Christian presence and activity in the political space are carried out in the context of the Christian's responsibility both to the eternal city of God and to earthly society. Since Augustine, the church, as the earthly manifestation of God's rule, has found its calling in sanctifying and strengthening relationships based on domination and submission. This approach, which was the basis of state formation, radically influenced the church's role in social and political life.

Since the Enlightenment, leading philosophers and scholars have postulated that traditional theological dogmas, liturgical rituals, and sacred practices are products of the past and have no place in the modern era. Secularization, along with bureaucratization, rationalization, and urbanization, transformed medieval agrarian societies into modern industrial nations. Gradually, religion was pushed out of the political and public space and into private life. The sacred that permeated worldview, its intellectual foundations, and institutional forms seemed to have finally given way to secularized Western society.

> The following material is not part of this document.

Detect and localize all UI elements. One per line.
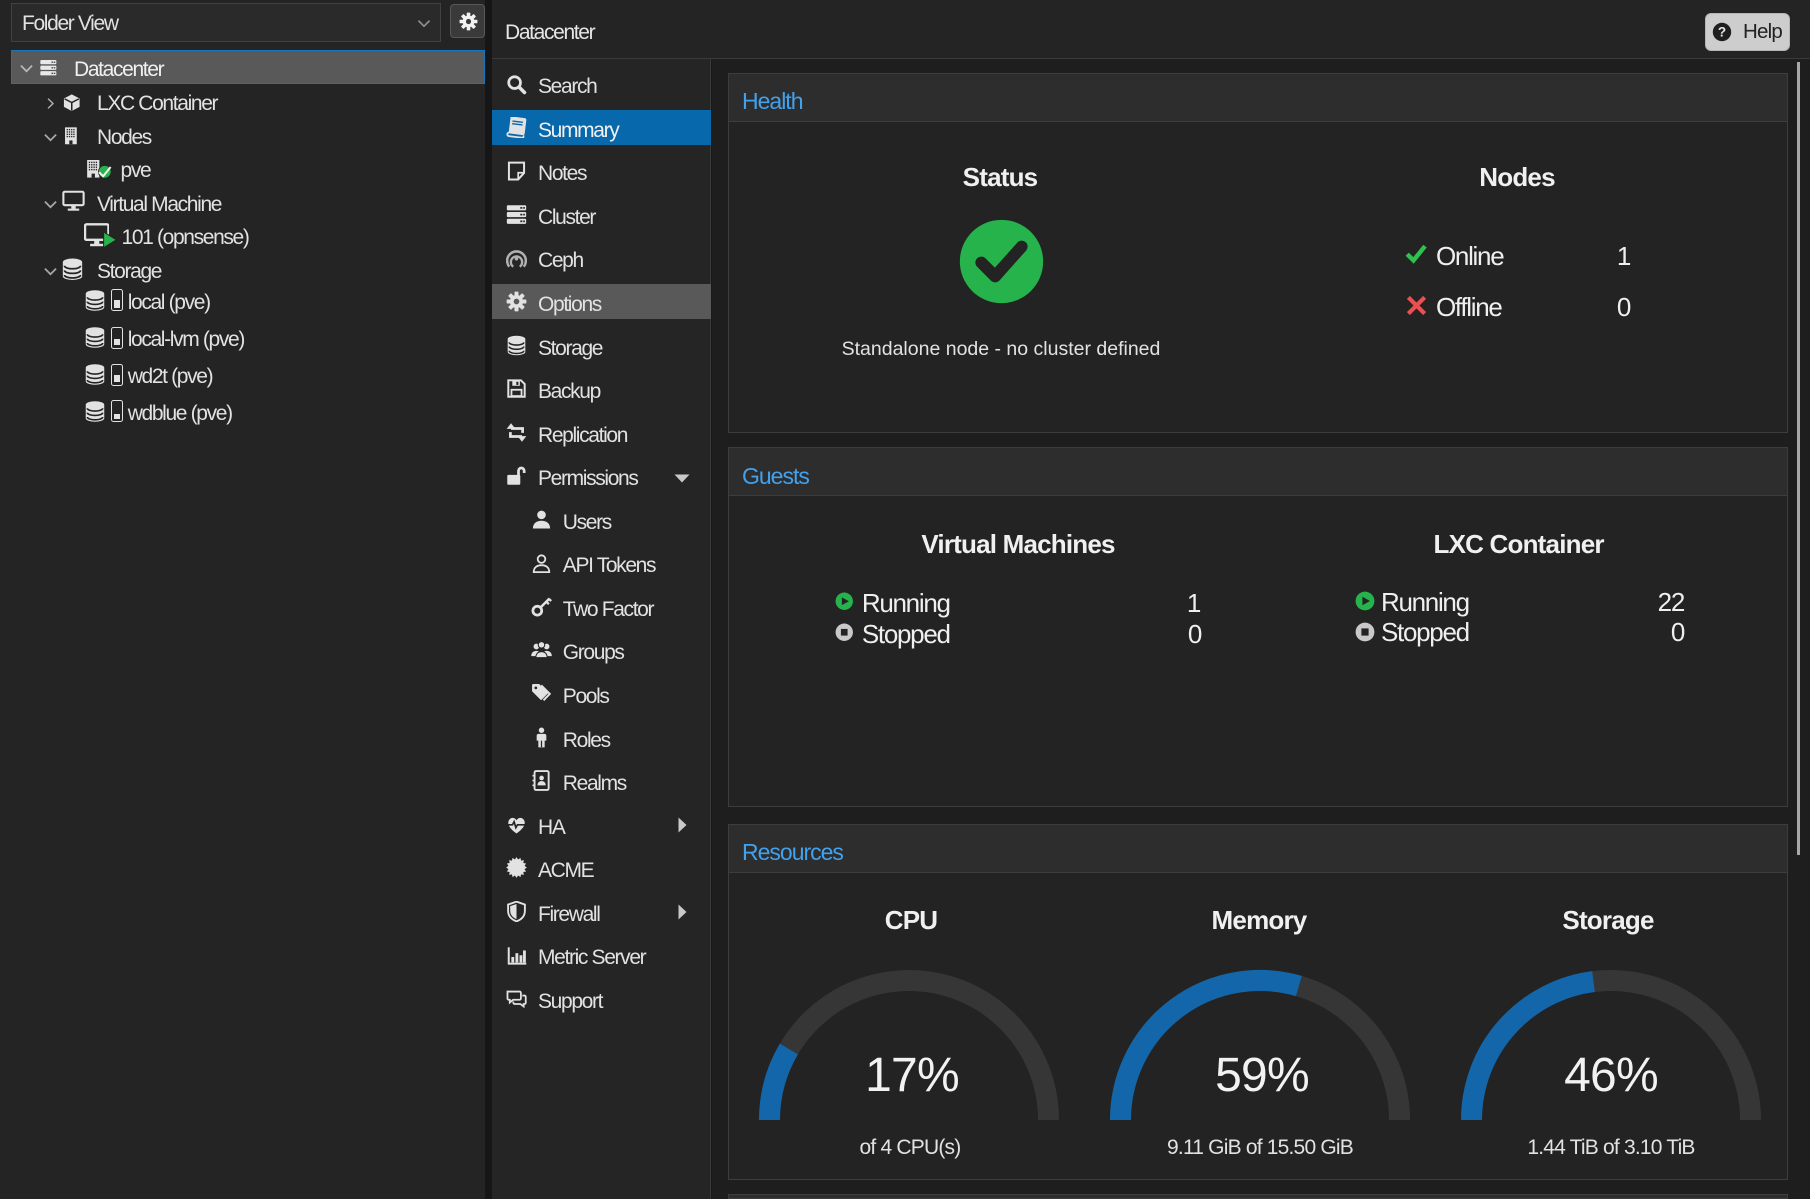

However, at the end of the last century, the process of "desecularization" (P. Berger) or "the great return of religion" (V. Yelenskyi) began, and its role is steadily increasing in European and world politics. The growing political weight of religion and religious institutions is a paradoxical process, given the ongoing secularization, which is weakening its role in everyday life. 

Although the complex intertwining of religion and politics in the modern world has long been the focus of several academic disciplines, the editorial board of the journal considers it appropriate to devote this issue to the peculiarities of theological and political discourses in the post-theistic context of Central and Eastern Europe, where, on the one hand, the interaction of Christian churches with civil society is growing. On the other hand, churches are increasingly becoming participants and instruments of populist political movements, mainly on the right.

For a theological reflection on these issues, the editorial board invites authors to submit articles that address the following matters:

  • Peculiarities of the return of the sacred to public space in post-communist countries
  • Rethinking the dichotomy of the sacred/secular in contemporary political theology
  • Political populism, Christianity and threats to democracy
  • The relationship between human rights and Christianity in the socio-cultural matrix of Central and Eastern Europe
  • A new reading of the intersection of religious authority and political power in the cultures of Central and Eastern Europe
  • Sacralization of political power: theological fallacies and political threats
  • The interaction of the secular and the sacred in contemporary art and fiction of the region
  • A theological perspective on the concepts of desecularization and post-secularity, as well as their manifestations in the political sphere

We accept original and overview articles, as well as reviews that cover this complex topic. The length of the article should not exceed 5,000 words. 

The deadline for submission is February 15, 2024. The date of publication of the issue is April 15, 2024.